Entretien

Djamel Zouaoui

imprimer cet article envoyer à un ami recevoir les newsletters contacter la rédaction s'abonner au flux rss partager

Djamel Zouaoui

Architecte senior Octo Technology


par Olivier Rafal

(26/03/2009) - Vous allez animer la session "Du RIA pour mon SI : Microsoft Silverlight VS Adobe Flex" lors de la prochaine Université du SI d'Octo Technology (les 1er et 2 juillet prochains à Paris, en partenariat avec LeMondeInformatique.fr), en duo avec David Alia, manager médias. Quel est le but de votre intervention ?
Ces dernières années, on a vu émerger des besoins d'utilisateurs de plus en plus exigeants face aux applications Web, et les DSI essaient de répondre, soit avec des développeurs se comportant un peu en pistoleros, soit en tentant de rationaliser avec des frameworks pas forcément adaptés, comme GWT. Face à cela, Adobe et Microsoft proposent des RIA [Applications Internet riches] avec un niveau de maturité assez exceptionnel, permettant des choses riches et variées.

Il n'y a pourtant pas que Silverlight et Flex dans les RIA...
Non. C'est vrai qu'on a fait le choix d'un titre un peu polémiste, mais Adobe et Microsoft proposent des choses extrêmement bien normées et maîtrisées, orientées développement d'applications de gestion. Donc plutôt que de rester dans la simple notion, nous voulons mettre en avant les deux solutions.

Et qui sortira vainqueur du duel ?
Il n'yen a pas un meilleur que l'autre ; l'important, pour choisir, ce sont les cas d'usage. Si vous avez déjà un environnement Microsoft, avec un patrimoine riche, Silverlight permet beaucoup plus de choses, car c'est basé sur C#. Vous ferez le choix d'Adobe plutôt si vous cherchez quelque chose de multiplateforme, pour un développement plus tourné vers le Web que vers l'entreprise.

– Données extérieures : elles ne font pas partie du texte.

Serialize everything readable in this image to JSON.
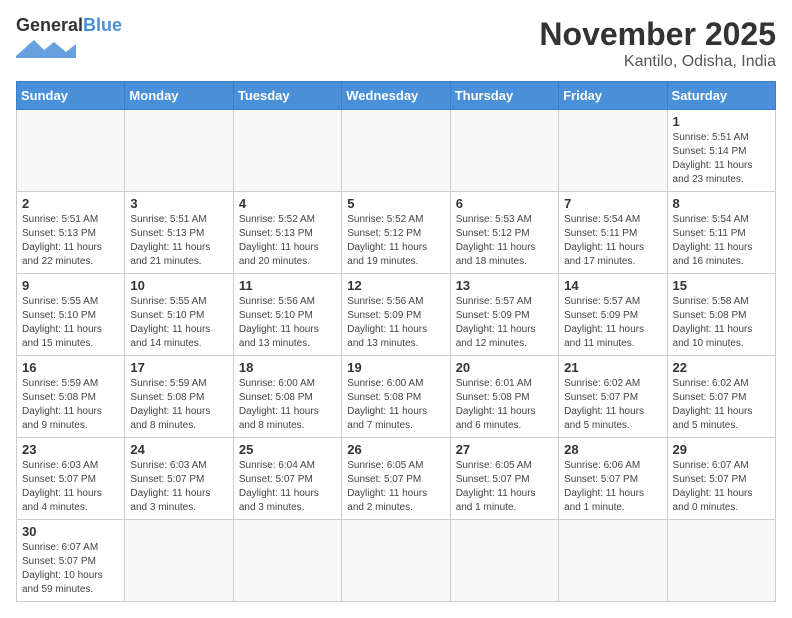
{
  "logo": {
    "general": "General",
    "blue": "Blue"
  },
  "title": "November 2025",
  "location": "Kantilo, Odisha, India",
  "weekdays": [
    "Sunday",
    "Monday",
    "Tuesday",
    "Wednesday",
    "Thursday",
    "Friday",
    "Saturday"
  ],
  "days": {
    "1": {
      "sunrise": "5:51 AM",
      "sunset": "5:14 PM",
      "daylight": "11 hours and 23 minutes."
    },
    "2": {
      "sunrise": "5:51 AM",
      "sunset": "5:13 PM",
      "daylight": "11 hours and 22 minutes."
    },
    "3": {
      "sunrise": "5:51 AM",
      "sunset": "5:13 PM",
      "daylight": "11 hours and 21 minutes."
    },
    "4": {
      "sunrise": "5:52 AM",
      "sunset": "5:13 PM",
      "daylight": "11 hours and 20 minutes."
    },
    "5": {
      "sunrise": "5:52 AM",
      "sunset": "5:12 PM",
      "daylight": "11 hours and 19 minutes."
    },
    "6": {
      "sunrise": "5:53 AM",
      "sunset": "5:12 PM",
      "daylight": "11 hours and 18 minutes."
    },
    "7": {
      "sunrise": "5:54 AM",
      "sunset": "5:11 PM",
      "daylight": "11 hours and 17 minutes."
    },
    "8": {
      "sunrise": "5:54 AM",
      "sunset": "5:11 PM",
      "daylight": "11 hours and 16 minutes."
    },
    "9": {
      "sunrise": "5:55 AM",
      "sunset": "5:10 PM",
      "daylight": "11 hours and 15 minutes."
    },
    "10": {
      "sunrise": "5:55 AM",
      "sunset": "5:10 PM",
      "daylight": "11 hours and 14 minutes."
    },
    "11": {
      "sunrise": "5:56 AM",
      "sunset": "5:10 PM",
      "daylight": "11 hours and 13 minutes."
    },
    "12": {
      "sunrise": "5:56 AM",
      "sunset": "5:09 PM",
      "daylight": "11 hours and 13 minutes."
    },
    "13": {
      "sunrise": "5:57 AM",
      "sunset": "5:09 PM",
      "daylight": "11 hours and 12 minutes."
    },
    "14": {
      "sunrise": "5:57 AM",
      "sunset": "5:09 PM",
      "daylight": "11 hours and 11 minutes."
    },
    "15": {
      "sunrise": "5:58 AM",
      "sunset": "5:08 PM",
      "daylight": "11 hours and 10 minutes."
    },
    "16": {
      "sunrise": "5:59 AM",
      "sunset": "5:08 PM",
      "daylight": "11 hours and 9 minutes."
    },
    "17": {
      "sunrise": "5:59 AM",
      "sunset": "5:08 PM",
      "daylight": "11 hours and 8 minutes."
    },
    "18": {
      "sunrise": "6:00 AM",
      "sunset": "5:08 PM",
      "daylight": "11 hours and 8 minutes."
    },
    "19": {
      "sunrise": "6:00 AM",
      "sunset": "5:08 PM",
      "daylight": "11 hours and 7 minutes."
    },
    "20": {
      "sunrise": "6:01 AM",
      "sunset": "5:08 PM",
      "daylight": "11 hours and 6 minutes."
    },
    "21": {
      "sunrise": "6:02 AM",
      "sunset": "5:07 PM",
      "daylight": "11 hours and 5 minutes."
    },
    "22": {
      "sunrise": "6:02 AM",
      "sunset": "5:07 PM",
      "daylight": "11 hours and 5 minutes."
    },
    "23": {
      "sunrise": "6:03 AM",
      "sunset": "5:07 PM",
      "daylight": "11 hours and 4 minutes."
    },
    "24": {
      "sunrise": "6:03 AM",
      "sunset": "5:07 PM",
      "daylight": "11 hours and 3 minutes."
    },
    "25": {
      "sunrise": "6:04 AM",
      "sunset": "5:07 PM",
      "daylight": "11 hours and 3 minutes."
    },
    "26": {
      "sunrise": "6:05 AM",
      "sunset": "5:07 PM",
      "daylight": "11 hours and 2 minutes."
    },
    "27": {
      "sunrise": "6:05 AM",
      "sunset": "5:07 PM",
      "daylight": "11 hours and 1 minute."
    },
    "28": {
      "sunrise": "6:06 AM",
      "sunset": "5:07 PM",
      "daylight": "11 hours and 1 minute."
    },
    "29": {
      "sunrise": "6:07 AM",
      "sunset": "5:07 PM",
      "daylight": "11 hours and 0 minutes."
    },
    "30": {
      "sunrise": "6:07 AM",
      "sunset": "5:07 PM",
      "daylight": "10 hours and 59 minutes."
    }
  },
  "labels": {
    "sunrise": "Sunrise:",
    "sunset": "Sunset:",
    "daylight": "Daylight:"
  }
}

Les RIA sont-elles vraiment une priorité, alors que les budgets des DSI sont en train de rétrécir ?
Je pense que oui. Il faut voir ce qu'il y a derrière l'interface 'hype'. La grande vague du passage des applications lourdes aux applications Web s'est faite plus ou moins dans la douleur. Les développeurs n'étaient pas forcément préparés, outillés, et les utilisateurs pas nécessairement formés. L'idée avec les RIA, ce n'est pas forcément les fioritures ; il faut y voir une technologie qui permet de bénéficier des avantages de la plateforme Web sans le surcoût - en termes de problématiques technologiques - qu'engendrent Ajax et les autres frameworks. Alors que l'internétisation des applications a entraîné une baisse de la productivité des développeurs et de la robustesse des applications, les RIA, de par leur mode de développement, se rapprochent du paradigme de développement d'un client lourd. Les RIA sont donc un plus en termes d'expérience utilisateur, mais aussi en productivité des développements.

Adobe drague les développeurs, Microsoft drague les designers, et au final, les entreprises risquent d'avoir un problème à trouver les compétences nécessaires pour mettre en oeuvre des RIA ?
En fait je pense, a contrario de Microsoft, que la première population visée par ce genre de technologies, ce sont les développeurs. Lorsque j'étais développeur, le développement Web m'occasionnait de grosses douleurs... C'est là où les RIA vont tout changer, les développeurs vont se retrouver avec de nouveaux paradigmes. Silverlight va directement bénéficier aux développeurs ; de même, Flex apporte beaucoup aux développeurs en environnement Java.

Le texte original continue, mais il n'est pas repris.